Annoying character of the week:
The 3 men standing beside the barrel when the barman was dragging that woman into an alley to rape her. They just watched! Freaks.
Doyle gets a vision of danger in a bar. Not knowing what to look for, Angel tries to start up a human connection with a woman, Kate. He doesn't realise she's a cop until she accuses him of murder. They team up to catch the serial killer.
Overall a pretty good episode, one to really get the series moving towards Angel atoning for his past misdeeds. Kate seems to pose an interesting angle for the series. Her introduction was somewhat cliched though, ofcourse if she was a cop she would have to think of Angel as the killer and have him save her. I'm not really complaining though, I am more eager to find out how much she will be included in Angel's future exploits. I thik she is definitely a character to watch out for.
I thought the 'villain' storyline was good, not just having 'a' serial killer made it interesting to track.
Definitely one to watch for character development, and if you like seeing Angel squirm in social situations.
This is a solid second episode that exudes much more confidence than the finicky pilot.

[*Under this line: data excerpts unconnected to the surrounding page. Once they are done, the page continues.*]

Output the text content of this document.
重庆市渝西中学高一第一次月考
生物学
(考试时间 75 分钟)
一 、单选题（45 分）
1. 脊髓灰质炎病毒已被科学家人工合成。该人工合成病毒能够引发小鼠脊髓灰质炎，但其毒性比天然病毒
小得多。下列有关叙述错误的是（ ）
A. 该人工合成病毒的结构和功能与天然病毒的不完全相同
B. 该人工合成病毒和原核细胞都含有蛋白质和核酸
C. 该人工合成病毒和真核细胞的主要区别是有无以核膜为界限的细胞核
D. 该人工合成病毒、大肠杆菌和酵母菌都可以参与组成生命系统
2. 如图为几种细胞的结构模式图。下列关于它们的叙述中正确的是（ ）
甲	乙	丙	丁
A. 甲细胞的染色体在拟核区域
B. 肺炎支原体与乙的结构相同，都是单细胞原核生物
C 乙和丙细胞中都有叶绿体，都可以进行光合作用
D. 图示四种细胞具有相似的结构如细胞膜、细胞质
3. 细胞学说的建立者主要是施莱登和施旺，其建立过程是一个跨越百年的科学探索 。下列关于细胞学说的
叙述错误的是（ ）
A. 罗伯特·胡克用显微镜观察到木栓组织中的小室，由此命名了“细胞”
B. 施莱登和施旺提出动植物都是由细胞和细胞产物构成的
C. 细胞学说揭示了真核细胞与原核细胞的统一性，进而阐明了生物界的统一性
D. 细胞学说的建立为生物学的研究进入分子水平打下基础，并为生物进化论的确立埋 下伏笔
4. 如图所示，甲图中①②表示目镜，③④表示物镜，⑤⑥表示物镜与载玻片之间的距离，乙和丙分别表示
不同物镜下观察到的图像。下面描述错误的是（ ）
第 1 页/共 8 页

It's just...well...it's as if scribe David Fury thought to himself "Ok, this isn't Buffy so we'll throw sex, sex, death, gross out moments and, erm, sex into one hour". It certainly gives off a whole other vibe from what them pesky kids in Sunnydale get up to and the mislead with Kate is wholly satisfying (after yet another blond in need of assistance, it's good to see a strong character entirely different from Buffy). It's tightly scripted and well paced and, oh yeah, extremely nasty in places. Cordy and Doyle make for a very amusing side-act and Kate is quite the fox! All in all, a very watchable episode that at times comes across as if its trying too hard.
Lonely Hearts was a superb second episode of the first season of Angel. This episode was very entertaining and really helped to establish the tone and feel of this series. I thought that the story was unique yet familiar territory for single viewers. This episode had action, drama, intrigue and character development. We were introduced to a new character, Kate, a LAPD officer. I thought it was great how she initially thought Angel was the bad guy, then found out the hard way he was really trying to help. This episode also had the classic "mind what you say" that made Buffy so great. By this I mean, the characters ask a rhetorical question, or question in general, or statement about what their doing or looking for, and the screen shot shows that it's right in front of their faces, or will be soon enough. I can't wait to watch the next episode!!!!!